Com a prisão de grandes empresários, parlamentares e funcionários graduados de estatais pela força-tarefa da Operação Lava Jato, reforçou-se o sentimento de que ninguém está acima da lei no Brasil. E eu acrescento: nem a Lava Jato.
Assim sendo, é do jogo a decisão o voto do Gilmar Mendes da 2ª Turma do Supremo Tribunal Federal (STF) favorável ao habeas corpus que deu liberdade provisória para o ex-ministro José Dirceu, o Zé Dirceu.
Zé Dirceu não é um João Ninguém. Sua vasta folha de serviços prestados na luta contra o regime militar (1964-1985) deu-lhe capital político para ser um dos homens públicos mais importantes do Brasil. No entanto, seu envolvimento com o submundo da corrupção tornou-o um fora da lei.
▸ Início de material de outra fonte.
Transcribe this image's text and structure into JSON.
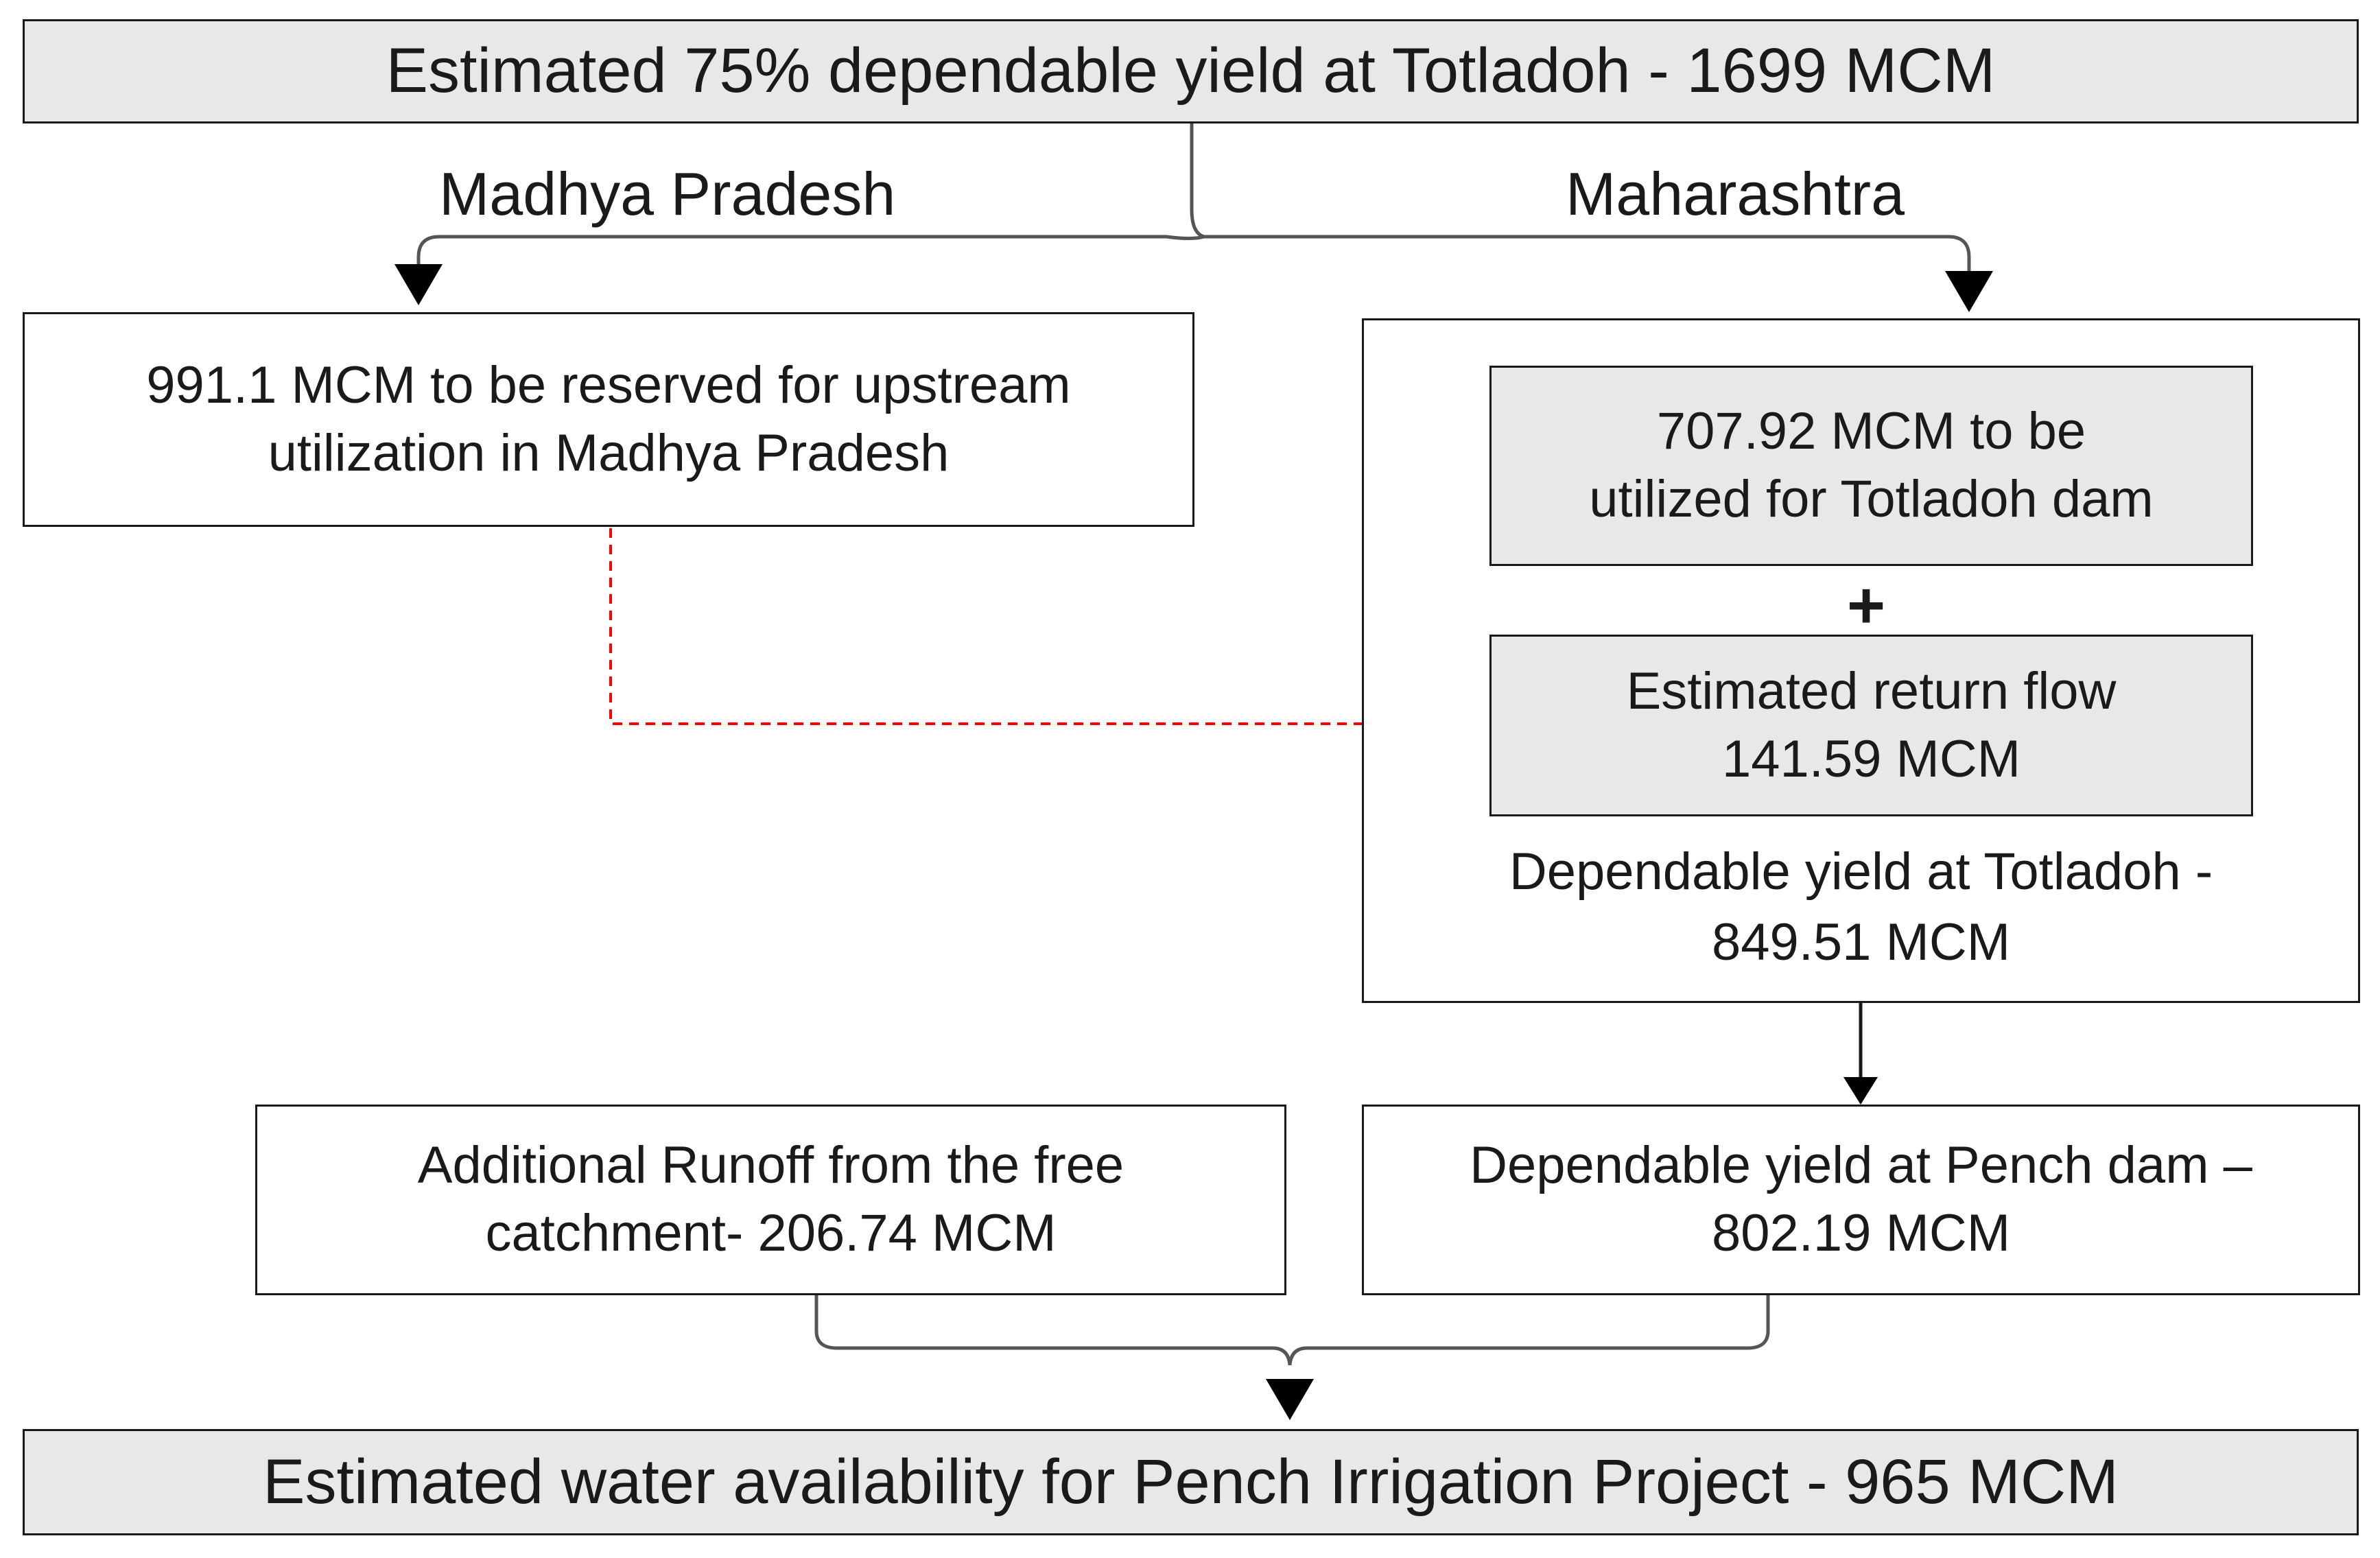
{
  "top_box": "Estimated 75% dependable yield at Totladoh - 1699 MCM",
  "branches": {
    "left_label": "Madhya Pradesh",
    "right_label": "Maharashtra"
  },
  "mp_box": {
    "line1": "991.1 MCM to be reserved for upstream",
    "line2": "utilization in Madhya Pradesh"
  },
  "maharashtra_group": {
    "utilized_box": {
      "line1": "707.92 MCM to be",
      "line2": "utilized for Totladoh dam"
    },
    "plus_sign": "+",
    "return_flow_box": {
      "line1": "Estimated return flow",
      "line2": "141.59 MCM"
    },
    "dependable_text": {
      "line1": "Dependable yield at Totladoh -",
      "line2": "849.51 MCM"
    }
  },
  "runoff_box": {
    "line1": "Additional Runoff from the free",
    "line2": "catchment- 206.74 MCM"
  },
  "pench_box": {
    "line1": "Dependable yield at Pench dam –",
    "line2": "802.19 MCM"
  },
  "bottom_box": "Estimated water availability for Pench Irrigation Project - 965 MCM",
  "colors": {
    "box_fill_gray": "#e8e8e8",
    "line": "#1a1a1a",
    "dashed_arrow": "#ff0000"
  }
}
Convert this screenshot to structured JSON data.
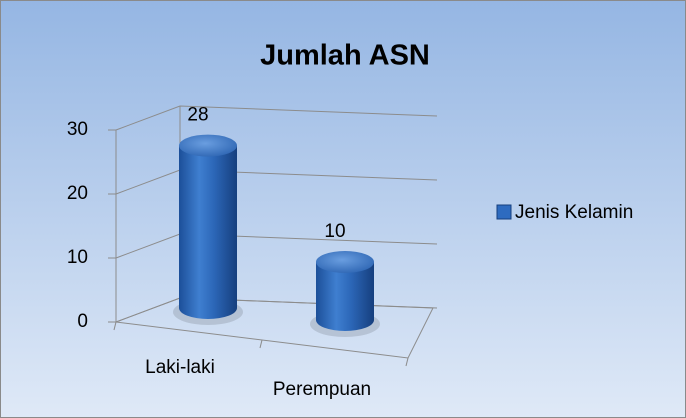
{
  "chart_data": {
    "type": "bar",
    "title": "Jumlah ASN",
    "categories": [
      "Laki-laki",
      "Perempuan"
    ],
    "series": [
      {
        "name": "Jenis Kelamin",
        "color": "#2e6bbf",
        "values": [
          28,
          10
        ]
      }
    ],
    "ylim": [
      0,
      30
    ],
    "yticks": [
      0,
      10,
      20,
      30
    ],
    "grid": true,
    "legend": "right"
  }
}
Aos 70 anos de idade, com três condenações por desvio de dinheiro público (uma no Mensalão e duas na Lava Jato) que somam 32 anos de cadeia, além de responder a três novas denúncias do Ministério Público Federal (MPF), Dirceu é uma carta fora do baralho da disputa política. Por isso, não concordo com avaliação feita por comentaristas políticos de que liberdade provisória de Zé Dirceu seja uma ameaça à Lava Jato.
Particularmente, acreditava que o juiz Sérgio Moro, responsável por determinar as condições em que Zé Dirceu deixaria a prisão, iria colocar uma série de restrições à sua soltura. Enganei-me. Moro mandou que Dirceu apenas usasse uma tornozeleira eletrônica. O coordenador da força-tarefa da Lava Jato, o procurador da República Deltan Dallagnol, esperneou antes da decisão dos ministros e depois. Mas, como já disse, é do jogo.
Os comentaristas políticos, assim como os de futebol, operam em uma área do jornalismo chamada “de opinião”. O repórter, não. Se ao comentarista é permitida certa liberalidade na análise dos fatos que muitas vezes escorrega para o campo da emoção ou do mero desejo, nós, repórteres, operamos unicamente no terreno da exatidão das informações. Portanto, não podemos nos comportar como torcida organizada da Lava Jato, dando ao episódio da liberdade de Zé Dirceu uma dimensão que o caso não tem.
Então qual é a nossa função nesta questão? Há uma boataria nas redes sociais sobre pessoas bem próximas ao ministro Gilmar Mendes teriam influenciado na sua decisão. Nós temos que investigar e esclarecer o assunto.
Mais ainda. O ex-ministro Antonio Palocci, 56 anos, está cumprindo prisão preventiva há seis meses. Recentemente, Palocci disse para o juiz Moro, durante um depoimento, que tinha informações que poderiam ampliar a investigação da Lava Jato. É de se perguntar: por que no dia seguinte à prisão de Palocci o procurador Dallagnol não começou a negociar com ele a delação premiada?
Tenho fontes na periferia da força-tarefa, e o que ouvi é que a obsessão de Dallagnol de prender Lula é tão grande que “se pisar em ouro não reconhece”. Nesse caso, Palocci é ouro. Um dos fundadores do PT, ministro da Fazenda de Lula e da Casa Civil com Dilma, é descrito até pelos inimigos políticos como um homem inteligente e muito bem informado. Aliás, ele disse para Moro que tem informações que iriam prolongar o trabalho da Lava Jato por mais um ano. E não estava exagerando.
Por exemplo: como ministro da Fazenda, Palocci sabia o que acontecia na Receita Federal, no Conselho de Administração de Recursos Financeiros (Carf) e no Conselho de Controle de Atividades Financeiras (COAF). O que os funcionários bem pagos e altamente qualificados desses órgãos faziam enquanto o país era saqueado? Palocci pode ter essas respostas.
Palocci é o cara que pode levar as investigações da força-tarefa da Lava Jato para dentro de grandes empresas, principalmente as automobilísticas, os bancos, as grandes, médias e pequenas (incluindo blogueiros) redes de comunicação social e até do Poder Judiciário. Nesta quarta-feira, um segundo habeas corpus, pedindo para responder o inquérito em liberdade, foi-lhe negado pelo STF.
Zé Dirceu já era, ou como se diz no jargão das redações, são “favas contadas”. Palocci, ao contrário, tem informações que podem reescrever a história política do Brasil.
Como repórteres precisamos esclarecer quais são as prioridades de Dallagnol, pois elas interessam a todo o país. A obsessão dele em prender o Lula tira o foco da investigação.